Géothermie : des simplifications administratives pour doper la filière

Paru au Journal officiel ce vendredi 26 juin 2026, le décret n° 2026-537 du 25 juin 2026 introduit d’importantes modifications réglementaires relatives à la prévention des risques du sol et du sous-sol. Si le texte modernise également la gestion des garanties financières industrielles, la cessation des stockages de gaz et la valorisation des déchets miniers critiques (en application du CRM Act européen), son premier chapitre marque un tournant majeur pour la filière géothermique française en allégeant significativement les contraintes administratives.

Voici un décryptage des nouvelles dispositions axées sur la géothermie.

1. Le seuil de la géothermie de « minime importance » quadruplé à 2 MW

C’est la mesure phare de ce texte pour les professionnels de l’énergie. Le décret modifie l’article 5 du décret pivot du 27 août 2025 en relevant massivement le plafond de puissance thermique pour les installations dites de « minime importance sur sonde ».

  • Ce qui change : Pour les échangeurs géothermiques fermés (les sondes), la puissance thermique maximale échangeable avec le sous-sol passe de 500 kW à 2 MW (tout en maintenant la limite de profondeur du forage à moins de 200 mètres).
  • L’impact : Ce relèvement de seuil permet à des projets de taille intermédiaire beaucoup plus ambitieux (écoquartiers, grands bâtiments tertiaires, sites industriels) de bénéficier du régime déclaratif, beaucoup plus rapide et souple que le régime d’autorisation classique des mines.
  • Entrée en vigueur : Cette mesure s’applique de manière rétroactive pour toutes les télédéclarations d’ouverture de travaux enregistrées depuis le 1er juin 2026.

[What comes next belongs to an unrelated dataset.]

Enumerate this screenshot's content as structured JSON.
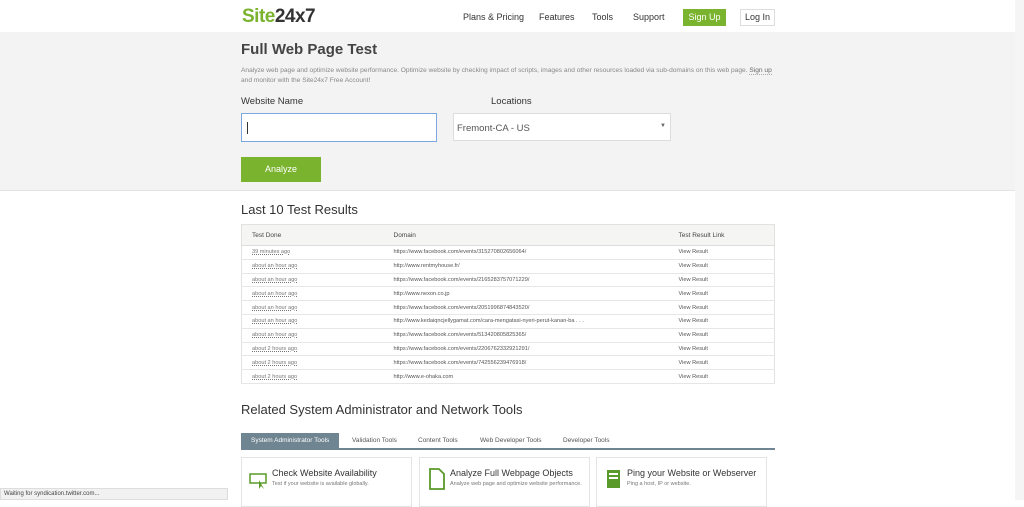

2. De nouvelles exclusions du régime légal des mines

L’article 1er du décret vient compléter la liste des activités géothermiques de faible profondeur (moins de 10 mètres) qui sont totalement exclues du régime contraignant du code minier. Deux nouvelles catégories d’installations font leur entrée :

  • Valorisation des sources d’eau chaude historiques (5°) : Les échangeurs géothermiques ouverts de moins de 10 mètres installés en aval d’une source d’eau chaude ayant été exploitée à des fins thermales ne relèvent plus du code minier. La condition requise est que le captage des calories permette de limiter la hausse de la température des eaux du milieu récepteur, préservant ainsi la qualité écologique lors du rejet en surface.
  • Sécurité publique et prévention des remontées de nappes (6°) : Les échangeurs ouverts de moins de 10 mètres alimentés par un ouvrage de prélèvement d’eau dont le but principal est de prévenir les remontées de nappes (sécurité publique) sont également exclus. L’installation ne doit pas modifier le volume total d’eau prélevé et son rejet doit être compatible avec le milieu récepteur.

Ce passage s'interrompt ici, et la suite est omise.